Tom Cole: ‘I support the Republican nominee for president’

Tom Cole
U.S. Rep. Tom Cole speaks May 5 at Harding Charter Prep High School in Oklahoma City. (Skyla Parker)

U.S. Rep. Tom Cole (R-Moore) visited Harding Charter Prep High School in Oklahoma City on May 5, and afterward he answered questions about the 2016 presidential election and the political process in general.

His answers have been transcribed below:

On how he feels about the presumptive GOP presidential nominee Donald Trump:

“Well, look, I’m a Republican, I’m on the ballot in November. I support the Republican nominee for president. It’s pretty much that simple.”

On if he has any concerns about Donald Trump:

“I’m a lot more concerned about Hillary Clinton than I am about Donald Trump. Look, if I disagree … for instance, I disagreed very sharply with Mr. Trump’s position that we ought to ban Muslims from the country. Number one, it’s unconstitutional. It’s pretty clear, if you read the Constitution, we can’t impose religious tests for anything. And second, we need Muslims in this fight as (they are) a lot of the best friends our country has around the world.

“I’ve never had a hard time differing with my nominee, but again, I think if you’re going to run on the Republican ticket, you ought to be supporting the people on that ticket.”

On Democrats having superdelegates that help support establishment candidates and Republicans not:

“We actually don’t have anything like that at all (in the Republican Party). I think it will be (an issue). I think, frankly, Sanders makes it an issue. Probably the whole nominating process on each side will be looked at a lot more carefully after this election because the contests have been fierce enough that people are worried about the rules. It’s up to the Democrats to nominate the way they want to, and vice versa.

“I’ve never liked the idea of superdelegates personally, I’ve never wanted to be one, I’m glad we don’t have them in our party because it seems to me they are subject to manipulation. Their position is usually a very calculated one, sometimes in terms of political self-interest, and it’s unavoidable.”

On his lack of interest in running for governor in 2018:

“I made my final political calculations in the governor’s race in 2010 and the Senate race in 2012. Sixty-five-year-old senators are fine, 65-year-old freshman senators are stupid because it’s a very seniority-driven body. It’s dumb for the state. The state needs guys who are like (Sen. James) Lankford’s age — they can accumulate the seniority over time and put themselves in good position.”

On his feelings about Hillary Clinton:

“I actually worked with her. I was on the state and foreign ops subcommittee when she was secretary of state. So she’s certainly knowledgeable, well-prepared, able — there’s no question about that.

“Judgment wise? Look, the reset with Russia wasn’t exactly a great success, Libya was an incredible mess and a tremendous miscalculation. We have some difference on some of her policy issues when she was secretary of state. Obviously we have a little bit different view of economics, everything from taxation to regulation.

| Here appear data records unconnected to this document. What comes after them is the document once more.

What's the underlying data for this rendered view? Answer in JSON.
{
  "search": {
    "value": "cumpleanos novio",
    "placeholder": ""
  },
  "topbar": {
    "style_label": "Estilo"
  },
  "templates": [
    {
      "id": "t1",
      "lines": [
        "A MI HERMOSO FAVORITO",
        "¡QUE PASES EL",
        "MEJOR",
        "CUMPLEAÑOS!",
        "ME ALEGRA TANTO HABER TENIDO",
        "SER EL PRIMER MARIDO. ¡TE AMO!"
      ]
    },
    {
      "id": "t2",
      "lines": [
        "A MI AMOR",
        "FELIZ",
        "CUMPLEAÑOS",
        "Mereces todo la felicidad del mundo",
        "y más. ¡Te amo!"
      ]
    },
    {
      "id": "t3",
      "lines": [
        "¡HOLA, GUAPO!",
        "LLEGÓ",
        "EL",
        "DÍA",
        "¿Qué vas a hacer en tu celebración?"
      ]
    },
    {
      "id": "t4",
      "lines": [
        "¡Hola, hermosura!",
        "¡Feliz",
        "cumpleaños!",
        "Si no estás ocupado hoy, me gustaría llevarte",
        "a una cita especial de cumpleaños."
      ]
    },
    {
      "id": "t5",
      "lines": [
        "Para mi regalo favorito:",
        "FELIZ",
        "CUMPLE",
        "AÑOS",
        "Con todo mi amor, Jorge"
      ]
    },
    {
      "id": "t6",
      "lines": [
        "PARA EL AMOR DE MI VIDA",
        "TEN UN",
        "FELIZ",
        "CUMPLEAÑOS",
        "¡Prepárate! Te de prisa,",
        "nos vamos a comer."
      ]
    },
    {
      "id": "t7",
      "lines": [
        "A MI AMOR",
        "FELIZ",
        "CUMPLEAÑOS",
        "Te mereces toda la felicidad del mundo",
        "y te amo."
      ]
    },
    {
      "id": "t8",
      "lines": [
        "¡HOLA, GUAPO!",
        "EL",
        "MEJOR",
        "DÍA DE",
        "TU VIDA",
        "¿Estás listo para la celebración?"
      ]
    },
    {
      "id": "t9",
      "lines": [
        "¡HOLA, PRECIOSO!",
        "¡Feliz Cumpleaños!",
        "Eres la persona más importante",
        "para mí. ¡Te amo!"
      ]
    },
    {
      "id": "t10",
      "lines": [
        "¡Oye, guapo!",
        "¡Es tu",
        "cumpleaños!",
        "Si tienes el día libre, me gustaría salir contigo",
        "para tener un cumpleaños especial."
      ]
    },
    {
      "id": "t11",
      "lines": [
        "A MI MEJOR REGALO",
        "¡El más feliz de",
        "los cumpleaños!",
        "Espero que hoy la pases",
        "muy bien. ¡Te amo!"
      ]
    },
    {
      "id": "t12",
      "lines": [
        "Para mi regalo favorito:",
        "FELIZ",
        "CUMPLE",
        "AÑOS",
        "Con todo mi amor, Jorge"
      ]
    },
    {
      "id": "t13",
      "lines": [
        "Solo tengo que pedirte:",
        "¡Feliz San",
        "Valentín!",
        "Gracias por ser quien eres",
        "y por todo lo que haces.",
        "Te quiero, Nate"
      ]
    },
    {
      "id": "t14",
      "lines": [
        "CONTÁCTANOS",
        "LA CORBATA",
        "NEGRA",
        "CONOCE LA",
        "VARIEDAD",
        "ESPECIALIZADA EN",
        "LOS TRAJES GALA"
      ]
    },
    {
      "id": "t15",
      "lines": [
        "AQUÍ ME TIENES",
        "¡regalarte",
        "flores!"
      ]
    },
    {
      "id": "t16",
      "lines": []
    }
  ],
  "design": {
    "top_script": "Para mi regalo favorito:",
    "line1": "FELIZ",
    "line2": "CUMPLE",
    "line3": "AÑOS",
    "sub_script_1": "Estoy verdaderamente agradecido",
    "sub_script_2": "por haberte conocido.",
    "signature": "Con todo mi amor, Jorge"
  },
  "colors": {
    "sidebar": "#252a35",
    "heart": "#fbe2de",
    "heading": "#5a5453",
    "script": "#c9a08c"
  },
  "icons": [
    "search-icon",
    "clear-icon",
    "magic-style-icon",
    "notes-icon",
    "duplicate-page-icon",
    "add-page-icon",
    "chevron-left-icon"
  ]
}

“She sells herself — and appropriately in a Democratic primary — as a continuation of the Obama administration. I’ve certainly been able to deal with the president. I always joke, I’ve probably got more Obama pictures — I have five Obama pictures on the wall in my house, because four of them are Indian legislation that’s passed. So we’ve worked on some things together. But, I think we’ve got a very different view of what the appropriate level of taxation and regulation is. And somebody that’s going to defend Obamacare, for instance, we just disagree. Philosophically, I am certainly to the right of Secretary Clinton.”

On whether he is more philosophically close to Donald Trump:

“I don’t know, I mean, I think he’s like a lot of candidates, he’s a work in progress. Every candidate changes over the course of a campaign because they’re as much about educating the candidates as the candidates educating the public about their views. He probably will change more than most. I don’t say that judgmentally for good or ill, we just don’t know, because most of these folks we’ve seen over a career, a variety of campaigns, a variety of public positions where they’ve cast votes, they’ve made decisions, and we can make judgments. We don’t have that same level of scrutiny (with Donald Trump), so he could be very successful or not. There’s already some issues I would tend to disagree with him on, but I know in detail where I disagree with Secretary Clinton. We’re in different parties for a reason.”